The classic car show is a magnet for brands like Aston Martin, which celebrated its 100th birthday with the US debut of its CC100 Speedster Concept (right).
There's no set dress code, and the Concours website says 'styles range from dressy to resort casual.'
All the contestants in the Concours have the chance to drive around scenic Monterey as part of the Tour.
The famously beautiful '17-Mile Drive' drew drivers here even before the Pebble Beach golf course was built.
Four Prince Heinrich Benz race cars were on the scene.
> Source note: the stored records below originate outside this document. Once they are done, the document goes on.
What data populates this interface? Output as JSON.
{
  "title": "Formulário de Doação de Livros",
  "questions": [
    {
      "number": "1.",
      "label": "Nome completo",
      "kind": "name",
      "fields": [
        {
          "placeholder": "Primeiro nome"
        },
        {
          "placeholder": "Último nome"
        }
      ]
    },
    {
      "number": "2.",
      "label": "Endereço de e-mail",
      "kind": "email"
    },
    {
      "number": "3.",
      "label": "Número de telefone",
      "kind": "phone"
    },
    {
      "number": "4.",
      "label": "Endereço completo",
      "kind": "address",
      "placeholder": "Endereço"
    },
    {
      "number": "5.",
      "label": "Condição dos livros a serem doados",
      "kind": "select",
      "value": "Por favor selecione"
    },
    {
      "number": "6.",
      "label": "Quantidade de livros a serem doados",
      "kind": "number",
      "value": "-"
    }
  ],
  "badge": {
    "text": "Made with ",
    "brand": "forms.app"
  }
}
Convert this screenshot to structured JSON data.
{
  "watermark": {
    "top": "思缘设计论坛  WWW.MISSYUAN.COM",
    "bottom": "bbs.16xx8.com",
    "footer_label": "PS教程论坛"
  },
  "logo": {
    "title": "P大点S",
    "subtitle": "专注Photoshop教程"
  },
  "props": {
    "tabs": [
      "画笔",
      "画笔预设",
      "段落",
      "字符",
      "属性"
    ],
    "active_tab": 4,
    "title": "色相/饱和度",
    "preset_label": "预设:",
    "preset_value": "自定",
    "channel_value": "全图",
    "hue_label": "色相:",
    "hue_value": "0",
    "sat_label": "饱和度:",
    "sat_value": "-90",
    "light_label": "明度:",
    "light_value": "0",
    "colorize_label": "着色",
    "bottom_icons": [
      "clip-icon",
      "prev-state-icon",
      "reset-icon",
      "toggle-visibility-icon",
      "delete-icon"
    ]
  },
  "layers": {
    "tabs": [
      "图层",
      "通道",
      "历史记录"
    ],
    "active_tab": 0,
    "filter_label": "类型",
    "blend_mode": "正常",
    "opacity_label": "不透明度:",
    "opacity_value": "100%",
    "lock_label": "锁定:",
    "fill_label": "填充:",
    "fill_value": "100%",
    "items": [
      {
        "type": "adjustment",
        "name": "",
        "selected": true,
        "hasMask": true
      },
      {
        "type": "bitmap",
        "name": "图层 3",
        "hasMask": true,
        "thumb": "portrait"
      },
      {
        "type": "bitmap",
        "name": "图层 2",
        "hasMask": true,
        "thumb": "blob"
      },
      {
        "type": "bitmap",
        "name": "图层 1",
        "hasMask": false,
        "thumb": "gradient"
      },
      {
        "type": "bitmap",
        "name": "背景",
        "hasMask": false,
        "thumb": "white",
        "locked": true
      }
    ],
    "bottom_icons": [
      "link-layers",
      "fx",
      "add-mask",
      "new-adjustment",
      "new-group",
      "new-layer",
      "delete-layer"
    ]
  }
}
Built between 1908 and 1910, they were some of the most advanced cars of the age.
Each competitor is placed in one of 12 classes, which cover everything from 'prewar preservation' to 'postwar sports touring' to French motorcycles.
Winning cars must be well preserved or accurately restored, capable of being driven, and have historic value (like an impressive racing record).
The Concours notes that 'elegance is a matter of the eye and the heart,' and provides a quote from photographer and former honorary judge Ansel Adams as guidance: 'From a strictly personal point of view, my definition of an elegant car would be 'the kind of car I would like to be buried in.'
So the best car to be buried in? This 1934 Packard 1108 Twelve Dietrich Convertible Victoria took Best of Show, making owners Joseph and Margie Cassini III quite proud.